Если честно, то я вообще всегда настороженно относилась не только к ней, но и к самому убитому священнику, её мужу - Даниилу Сысоеву. Одно слово на аннотациях его книг меня почему-то всегда мгновенно отталкивало - "миссионер". Мне сразу казалось - ну вот, нашёлся тут миссионер на нас, сейчас будет активно обращать, надо бежать.)) Вчера в магазине неожиданно продавщица говорит мне - А вы читали книгу Даниила Сысоева "Замуж за мусульманина"? Я говорю - нет. А сама думаю - и не собираюсь. А продавщица с восторженными глазами давай мне пересказывать, как прекрасно и обстоятельно там автор всё, что надо, доказал и показал, причём даже не про "замуж", а про то, как и через что действует в судьбе Господь)) Я название книги хоть и запомнила, но всё равно решила, что, пожалуй, читать её не буду.
Из всех книг Даниила Сысоева - а он, кажется, немало успел написать - я читала только отрывок (очень небольшой) из почти брошюрки "Простыми словами о тайне Троицы". Что-то я ничего там толком не поняла и нового не узнала, но отметила, что слогом написано красивым. Иногда даже как-то близко к старославянскому - языку и уху было приятно.
А сегодня случайно в сети наткнулась на интервью с его вдовой, Юлией Сысоевой. Мне почему-то всегда казалось, что вдовы священников, да ещё известных - это какие-то не очень приятные женщины... Вот откуда такое в голове? Всё, что мне встречалось о ней ранее, я отметала - мне не было ни интересно, ни даже просто любопытно. Мне вообще, если честно, казалось, что она сидит там где-то в глуши со своими тремя дочками и знать ничего не знает про нормальную жизнь.
Я ошиблась.
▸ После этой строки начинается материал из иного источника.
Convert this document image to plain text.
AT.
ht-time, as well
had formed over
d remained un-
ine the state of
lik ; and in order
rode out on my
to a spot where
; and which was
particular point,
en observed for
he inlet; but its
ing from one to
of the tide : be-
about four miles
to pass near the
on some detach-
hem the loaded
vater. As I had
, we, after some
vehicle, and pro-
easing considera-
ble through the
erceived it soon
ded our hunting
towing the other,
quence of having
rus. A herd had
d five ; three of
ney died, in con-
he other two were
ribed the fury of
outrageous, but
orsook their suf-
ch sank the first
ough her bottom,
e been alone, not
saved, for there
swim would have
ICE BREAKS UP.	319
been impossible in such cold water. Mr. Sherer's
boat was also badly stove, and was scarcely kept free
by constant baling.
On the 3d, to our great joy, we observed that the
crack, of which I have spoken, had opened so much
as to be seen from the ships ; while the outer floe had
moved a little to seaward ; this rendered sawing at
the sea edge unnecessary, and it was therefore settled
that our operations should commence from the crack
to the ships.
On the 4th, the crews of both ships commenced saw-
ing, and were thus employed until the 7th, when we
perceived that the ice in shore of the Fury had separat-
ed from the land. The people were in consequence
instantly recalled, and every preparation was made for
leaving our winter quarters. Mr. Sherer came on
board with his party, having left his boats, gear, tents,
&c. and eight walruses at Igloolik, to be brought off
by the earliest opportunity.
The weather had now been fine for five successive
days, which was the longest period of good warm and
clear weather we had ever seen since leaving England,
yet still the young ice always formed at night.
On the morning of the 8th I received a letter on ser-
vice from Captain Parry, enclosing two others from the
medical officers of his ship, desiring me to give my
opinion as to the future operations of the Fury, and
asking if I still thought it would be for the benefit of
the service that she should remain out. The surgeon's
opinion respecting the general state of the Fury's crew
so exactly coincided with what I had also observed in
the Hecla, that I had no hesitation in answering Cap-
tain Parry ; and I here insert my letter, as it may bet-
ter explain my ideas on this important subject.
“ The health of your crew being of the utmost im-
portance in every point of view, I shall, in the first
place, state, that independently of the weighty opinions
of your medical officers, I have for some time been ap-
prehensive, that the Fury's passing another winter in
Вот так вот узко, выходит, я сужу о незнакомых людях - что-то где-то себе сама придумала, и годами ревностно это заблуждение оберегаю...
Сегодня прочитала целиком интервью с ней и увидела, что это интересная, разумная молодая женщина.
Заодно разрешила в голове ещё одно недоумение - про то, что якобы православным надо сидеть дома и нежно любить только деревянное русское зодчество да колокольные звоны, а вместо туризма паломничать то в Дивеево, то в Печёры, в мятой юбке и закутанным в платок по самый нос. А оказывается вот и нет! Православные - тоже нормальные люди))
Меня, кстати, часто смущало, что женщины почему-то весьма некрасиво выглядят. Православные, добрые, отзывчивые, но я смотрела на них и с большим смущением думала - но почему на ней юбка до такой степени некрасивая и мятая? почему от неё так несвежо пахнет? а почему она лицо не мажет кремом, ведь так ясно видно, что у нее жутко сухая кожа? а почему она волосы не помоет, они такие жирные уже? А почему не причешется красиво? Пусть не соблазнительно, но просто - красиво? Разве это запрещается? ... И так далее. И то, что я люблю путешествовать, носить красивые платья, укладывать волосы пенкой и феном, душиться духами "Амор-амор" и носить разноцветные кожаные браслетики, меня постепенно стало всё больше и больше, как говорится, вводить в искушение... Но сегодня Юлия Сысоева меня прямо успокоила на этот счёт))) Вот что она про это пишет.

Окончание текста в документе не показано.